Biasoni thinks that, even for the Sagrada Familia, construction is not just a creative process. “It is defined by history and by the wish to unify Gaudi’s ideas with the modern time,” he says.
Are the authorities behind the Notre-Dame restoration trying to do the same? As Father Drouin told the AFP news agency, “The cathedral has always been open to art from the contemporary period right up to the large golden cross by sculptor Marc Couturier installed by [the then archbishop of Paris] Cardinal Lustiger in 1994.”
However, critics insist that now the situation is different. Construction on the monument started in the 12th century, and it has already undergone a huge number of reconstructions and restorations. But the most important one, they think, happened after the French Revolution, and was led by famous French architect Eugene Emmanuel Viollet-le-Duc.
“Most people think le-Duc was a genius, and he had a unique vision of harmony,” Biasoni explains. The open letter he signed says the same: le-Duc’s project respected the tradition, but the current one looks like “all the ‘immersive’ cultural projects where, very often, the silliness competes with the kitsch.”

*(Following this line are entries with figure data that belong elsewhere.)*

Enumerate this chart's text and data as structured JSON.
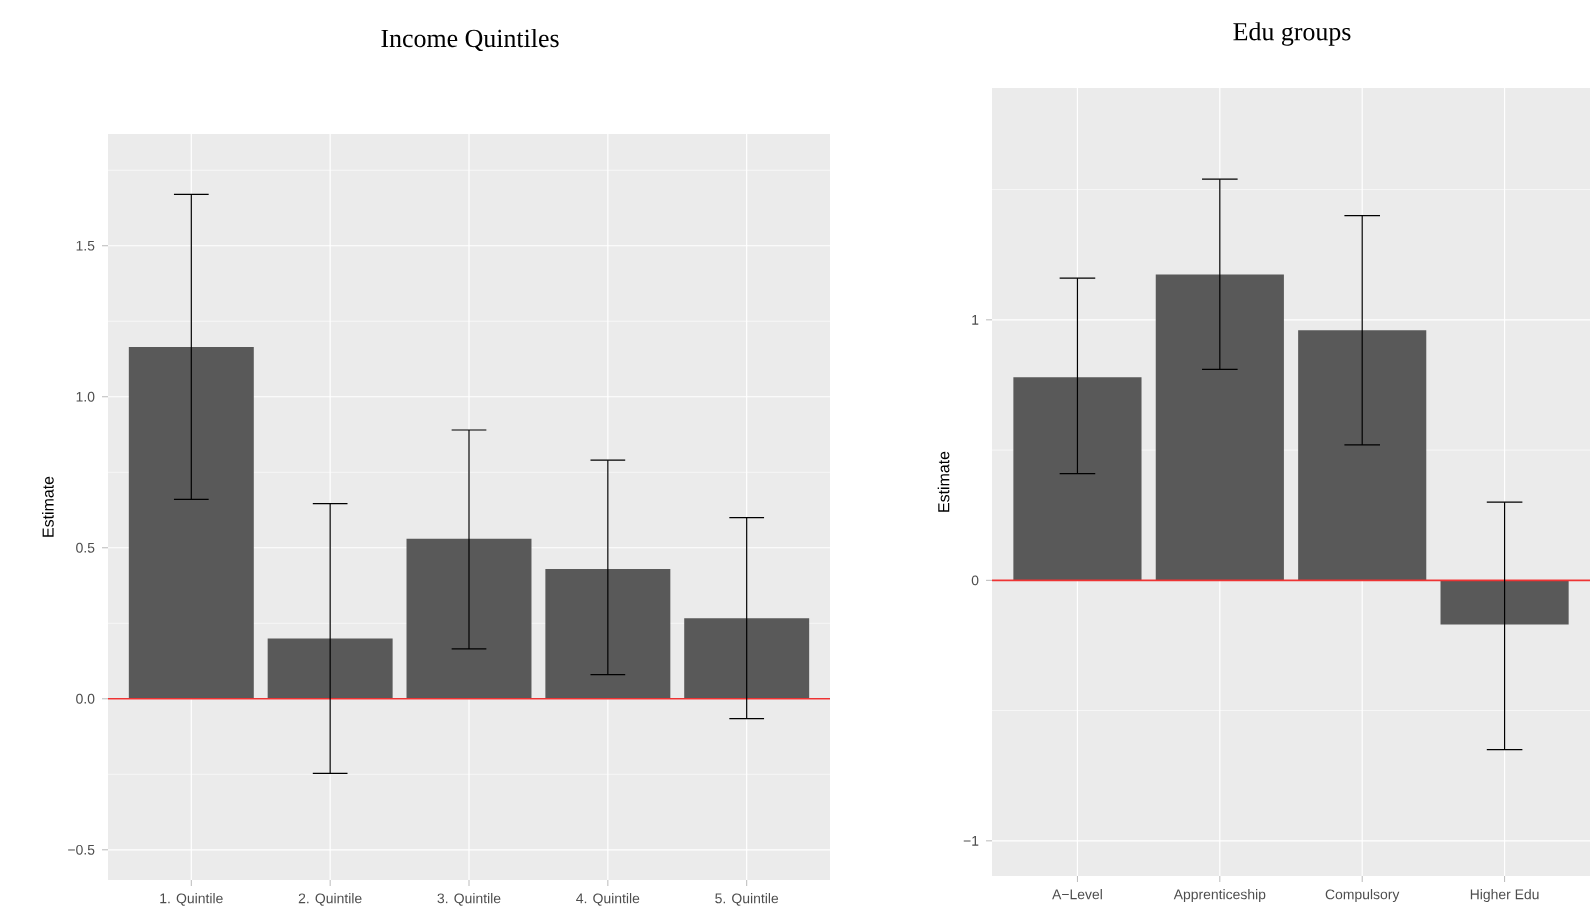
{
  "chart_data": [
    {
      "type": "bar",
      "title": "Income Quintiles",
      "ylabel": "Estimate",
      "categories": [
        "1. Quintile",
        "2. Quintile",
        "3. Quintile",
        "4. Quintile",
        "5. Quintile"
      ],
      "values": [
        1.165,
        0.2,
        0.53,
        0.43,
        0.267
      ],
      "errors": [
        [
          0.66,
          1.67
        ],
        [
          -0.247,
          0.646
        ],
        [
          0.165,
          0.89
        ],
        [
          0.08,
          0.79
        ],
        [
          -0.066,
          0.6
        ]
      ],
      "color": "#595959",
      "ylim": [
        -0.6,
        1.87
      ],
      "yticks": [
        {
          "value": -0.5,
          "label": "−0.5"
        },
        {
          "value": -0.25,
          "label": null
        },
        {
          "value": 0,
          "label": "0.0"
        },
        {
          "value": 0.25,
          "label": null
        },
        0.5,
        {
          "value": 0.75,
          "label": null
        },
        {
          "value": 1,
          "label": "1.0"
        },
        {
          "value": 1.25,
          "label": null
        },
        1.5,
        {
          "value": 1.75,
          "label": null
        }
      ],
      "grid": true,
      "ref_lines": [
        {
          "axis": "y",
          "value": 0,
          "color": "#ee3333"
        }
      ]
    },
    {
      "type": "bar",
      "title": "Edu groups",
      "ylabel": "Estimate",
      "categories": [
        "A−Level",
        "Apprenticeship",
        "Compulsory",
        "Higher Edu"
      ],
      "values": [
        0.78,
        1.174,
        0.96,
        -0.17
      ],
      "errors": [
        [
          0.41,
          1.16
        ],
        [
          0.81,
          1.54
        ],
        [
          0.52,
          1.4
        ],
        [
          -0.65,
          0.3
        ]
      ],
      "color": "#595959",
      "ylim": [
        -1.135,
        1.89
      ],
      "yticks": [
        {
          "value": -1,
          "label": "−1"
        },
        {
          "value": -0.5,
          "label": null
        },
        0,
        {
          "value": 0.5,
          "label": null
        },
        1,
        {
          "value": 1.5,
          "label": null
        }
      ],
      "grid": true,
      "ref_lines": [
        {
          "axis": "y",
          "value": 0,
          "color": "#ee3333"
        }
      ]
    }
  ]
}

Still, the Notre-Dame restoration project proposal is not the final one, as it contains certain details which are yet to be approved. Both Albert Doja and Sami Biasoni hope that the authorities will listen to the critics and let the cathedral be rebuilt as it was before.
“If we make the culture disappear, we will lose something forever. There’s a huge responsibility, so we need to be very cautious,” Biasoni points out.